Non ci voleva molto a immaginarlo, va detto. Tuttavia, più passano i giorni, più è evidente che il caso delle quattro banche “salvate” per decreto dal Governo è un caso di mancata tutela del cliente, sia esso un correntista o un investitore (categorie, queste, che nel caso di specie vanno sinistramente a coincidere).

Perché possiamo passare i giorni a montare casi politici, a mettere in fila responsabilità e presunti conflitti d’interesse, a chiederci cosa sarebbe successo se ci fosse stato Berlusconi, a fare dietrologie sulle influenze massoniche (la morte di Gelli casca a fagiolo) e, ovviamente, a prendercela con l’Europa cattiva che scoperchia i nostri tanti verminai territoriali.
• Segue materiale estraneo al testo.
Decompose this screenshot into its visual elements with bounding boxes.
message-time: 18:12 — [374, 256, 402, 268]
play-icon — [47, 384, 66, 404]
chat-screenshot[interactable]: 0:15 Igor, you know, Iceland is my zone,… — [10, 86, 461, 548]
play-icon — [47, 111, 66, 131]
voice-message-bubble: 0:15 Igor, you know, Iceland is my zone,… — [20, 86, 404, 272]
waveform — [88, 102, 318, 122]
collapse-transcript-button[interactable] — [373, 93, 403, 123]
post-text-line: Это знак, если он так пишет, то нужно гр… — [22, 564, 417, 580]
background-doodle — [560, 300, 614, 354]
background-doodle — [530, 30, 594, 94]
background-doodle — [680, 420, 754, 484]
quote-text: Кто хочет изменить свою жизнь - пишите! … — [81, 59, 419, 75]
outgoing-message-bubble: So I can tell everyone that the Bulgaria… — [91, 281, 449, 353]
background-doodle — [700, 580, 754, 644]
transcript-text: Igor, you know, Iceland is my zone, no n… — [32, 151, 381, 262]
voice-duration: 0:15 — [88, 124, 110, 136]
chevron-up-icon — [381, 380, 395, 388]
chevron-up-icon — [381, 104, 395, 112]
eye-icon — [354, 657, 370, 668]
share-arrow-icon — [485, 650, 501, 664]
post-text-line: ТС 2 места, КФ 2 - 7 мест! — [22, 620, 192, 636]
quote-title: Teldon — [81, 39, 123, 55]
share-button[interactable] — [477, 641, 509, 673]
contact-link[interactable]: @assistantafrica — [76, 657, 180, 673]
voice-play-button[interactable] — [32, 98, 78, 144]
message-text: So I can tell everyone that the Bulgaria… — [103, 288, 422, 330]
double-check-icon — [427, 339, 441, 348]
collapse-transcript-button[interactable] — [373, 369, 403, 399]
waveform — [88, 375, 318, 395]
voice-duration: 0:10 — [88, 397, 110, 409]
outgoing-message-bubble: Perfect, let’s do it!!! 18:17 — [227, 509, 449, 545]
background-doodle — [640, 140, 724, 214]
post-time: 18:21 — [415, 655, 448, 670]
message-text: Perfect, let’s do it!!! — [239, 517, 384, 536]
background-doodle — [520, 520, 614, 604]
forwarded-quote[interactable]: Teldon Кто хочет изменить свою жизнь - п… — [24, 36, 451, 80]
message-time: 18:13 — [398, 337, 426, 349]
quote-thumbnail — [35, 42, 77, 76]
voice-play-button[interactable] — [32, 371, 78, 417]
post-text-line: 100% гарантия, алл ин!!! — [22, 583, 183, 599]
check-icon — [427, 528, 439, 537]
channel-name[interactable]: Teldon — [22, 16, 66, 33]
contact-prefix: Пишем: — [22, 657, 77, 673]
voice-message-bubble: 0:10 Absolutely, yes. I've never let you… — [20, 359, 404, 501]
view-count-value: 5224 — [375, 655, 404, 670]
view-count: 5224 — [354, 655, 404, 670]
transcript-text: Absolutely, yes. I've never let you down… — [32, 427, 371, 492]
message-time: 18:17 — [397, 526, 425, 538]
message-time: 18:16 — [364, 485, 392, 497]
Ma non possiamo far finta di non vedere che l'omesso controllo degli organi di vigilanza - Banca d’Italia e Consob, tanto per fare nomi e cognomi - sia la causa primigenia dei guai di tali istituti.
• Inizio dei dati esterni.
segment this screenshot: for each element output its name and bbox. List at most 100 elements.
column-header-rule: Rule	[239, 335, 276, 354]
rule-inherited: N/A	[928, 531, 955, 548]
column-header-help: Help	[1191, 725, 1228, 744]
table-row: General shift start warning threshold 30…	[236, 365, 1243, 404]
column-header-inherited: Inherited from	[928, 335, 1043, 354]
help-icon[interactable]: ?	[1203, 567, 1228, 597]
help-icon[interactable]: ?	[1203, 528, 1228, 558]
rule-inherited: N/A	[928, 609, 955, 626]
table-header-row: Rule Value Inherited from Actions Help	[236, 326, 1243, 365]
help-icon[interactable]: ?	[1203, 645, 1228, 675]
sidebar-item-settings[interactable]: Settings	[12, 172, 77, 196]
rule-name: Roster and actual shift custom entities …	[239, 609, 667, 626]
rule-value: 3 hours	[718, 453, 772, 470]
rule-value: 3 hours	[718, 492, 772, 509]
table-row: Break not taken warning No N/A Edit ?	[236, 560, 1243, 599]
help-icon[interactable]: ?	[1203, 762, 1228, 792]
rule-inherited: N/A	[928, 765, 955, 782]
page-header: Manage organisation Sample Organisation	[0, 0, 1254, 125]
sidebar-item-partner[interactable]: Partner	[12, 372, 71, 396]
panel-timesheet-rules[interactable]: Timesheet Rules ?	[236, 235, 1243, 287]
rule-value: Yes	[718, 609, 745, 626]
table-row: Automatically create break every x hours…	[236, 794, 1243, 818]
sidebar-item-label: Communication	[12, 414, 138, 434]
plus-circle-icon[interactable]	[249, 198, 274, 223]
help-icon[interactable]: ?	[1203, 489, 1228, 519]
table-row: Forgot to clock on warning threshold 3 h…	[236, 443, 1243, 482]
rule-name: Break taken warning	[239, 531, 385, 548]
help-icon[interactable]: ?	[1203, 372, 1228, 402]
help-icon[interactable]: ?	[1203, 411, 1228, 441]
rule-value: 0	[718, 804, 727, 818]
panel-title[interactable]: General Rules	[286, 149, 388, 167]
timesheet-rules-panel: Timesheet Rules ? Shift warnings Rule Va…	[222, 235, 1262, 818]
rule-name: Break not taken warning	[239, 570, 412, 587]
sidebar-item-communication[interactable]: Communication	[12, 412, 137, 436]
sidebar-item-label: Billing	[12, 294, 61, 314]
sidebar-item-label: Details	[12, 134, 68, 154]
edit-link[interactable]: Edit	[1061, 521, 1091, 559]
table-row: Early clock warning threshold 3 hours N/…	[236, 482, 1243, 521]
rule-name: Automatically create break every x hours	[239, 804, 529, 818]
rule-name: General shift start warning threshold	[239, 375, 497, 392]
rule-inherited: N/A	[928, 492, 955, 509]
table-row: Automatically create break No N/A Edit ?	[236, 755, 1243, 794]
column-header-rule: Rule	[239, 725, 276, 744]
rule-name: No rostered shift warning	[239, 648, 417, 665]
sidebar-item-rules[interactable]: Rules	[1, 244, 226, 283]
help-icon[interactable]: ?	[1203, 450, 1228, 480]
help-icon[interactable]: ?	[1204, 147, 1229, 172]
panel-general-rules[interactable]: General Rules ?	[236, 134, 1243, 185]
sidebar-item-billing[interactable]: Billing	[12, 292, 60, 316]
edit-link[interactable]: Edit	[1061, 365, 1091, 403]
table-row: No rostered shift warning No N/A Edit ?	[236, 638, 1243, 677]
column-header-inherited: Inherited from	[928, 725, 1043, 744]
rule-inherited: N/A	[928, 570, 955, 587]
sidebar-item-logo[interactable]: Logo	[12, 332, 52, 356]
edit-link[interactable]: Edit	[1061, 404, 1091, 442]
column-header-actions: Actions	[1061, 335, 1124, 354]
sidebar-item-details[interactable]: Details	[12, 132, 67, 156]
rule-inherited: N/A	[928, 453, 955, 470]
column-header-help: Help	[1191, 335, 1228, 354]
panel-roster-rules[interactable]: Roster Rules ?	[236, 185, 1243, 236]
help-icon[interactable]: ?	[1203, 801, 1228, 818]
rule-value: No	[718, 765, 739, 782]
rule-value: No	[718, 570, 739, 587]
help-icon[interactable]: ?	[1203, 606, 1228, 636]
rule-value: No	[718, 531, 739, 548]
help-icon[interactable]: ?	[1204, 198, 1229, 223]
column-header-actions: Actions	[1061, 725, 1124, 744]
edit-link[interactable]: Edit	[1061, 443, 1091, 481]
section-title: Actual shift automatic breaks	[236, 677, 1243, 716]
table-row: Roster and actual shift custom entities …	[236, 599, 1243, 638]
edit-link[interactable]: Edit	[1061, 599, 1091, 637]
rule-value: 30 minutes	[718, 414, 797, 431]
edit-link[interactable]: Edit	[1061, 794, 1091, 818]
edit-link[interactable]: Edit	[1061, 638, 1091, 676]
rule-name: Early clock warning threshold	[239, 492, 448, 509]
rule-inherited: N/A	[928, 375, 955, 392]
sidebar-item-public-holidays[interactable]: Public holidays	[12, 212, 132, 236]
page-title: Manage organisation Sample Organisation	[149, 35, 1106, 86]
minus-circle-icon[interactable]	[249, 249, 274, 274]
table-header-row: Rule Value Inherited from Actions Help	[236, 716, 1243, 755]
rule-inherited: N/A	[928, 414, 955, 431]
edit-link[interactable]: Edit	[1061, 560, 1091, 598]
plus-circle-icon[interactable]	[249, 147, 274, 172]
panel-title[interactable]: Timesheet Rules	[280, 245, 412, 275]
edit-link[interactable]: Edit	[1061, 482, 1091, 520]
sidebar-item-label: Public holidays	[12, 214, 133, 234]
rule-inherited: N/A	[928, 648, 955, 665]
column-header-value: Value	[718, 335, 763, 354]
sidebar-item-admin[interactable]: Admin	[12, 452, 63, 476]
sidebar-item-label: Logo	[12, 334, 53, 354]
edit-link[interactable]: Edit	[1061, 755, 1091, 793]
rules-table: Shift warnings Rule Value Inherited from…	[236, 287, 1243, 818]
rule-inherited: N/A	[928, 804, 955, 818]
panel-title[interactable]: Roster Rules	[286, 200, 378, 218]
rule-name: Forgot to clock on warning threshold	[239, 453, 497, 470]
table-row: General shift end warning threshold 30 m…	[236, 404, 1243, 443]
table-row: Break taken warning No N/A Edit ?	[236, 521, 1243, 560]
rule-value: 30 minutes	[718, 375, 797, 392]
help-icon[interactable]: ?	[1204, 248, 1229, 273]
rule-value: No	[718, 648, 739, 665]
Non è il caso di fare le verginelle: quel che è successo nelle quattro banche succede - magari in forme diverse, edulcorate - anche in altre banche di territorio: il cliente-azionista, il notabile territoriale che ha una corsia preferenziale alla faccia del rating e di Basilea 2, il capo che cazzia l’impiegato allo sportello perché non ha spinto abbastanza i titoli ad alto rischio con i suoi clienti. Tutti film già visti. Tutti comportamenti che chi di dovere dovrebbe scoprire, sanzionare, reprimere.

Non è il caso di fare le verginelle: quel che è successo nelle quattro banche succede - magari in forme diverse, edulcorate - anche in altre banche di territorio


È una pugnalata, quindi, leggere che Bankitalia abbia “dubbi” su Banca Etruria dal 2002, che li abbia ribaditi nel 2010 e nel 2012 e che abbia scritto, dopo l'ispezione del 2013, che la banca era «travolta in modo irreversibile». Che, nonostante tutto, la banca abbia continuato a emettere obbligazioni subordinate come se niente fosse. Che la Consob - Etruria è una società quotata - non abbia bloccato tale operazione.

Fossimo al governo - invece che tirar fuori dal cilindro per l'ennesima volta la figura messianica di Raffaele Cantone per far bella figura sui media - chiederemmo un bel po' di spiegazioni al governatore di Bankitalia Ignazio Visco e al presidente di Consob Giuseppe Vegas. Magari, pure qualcosa di più di una semplice spiegazione.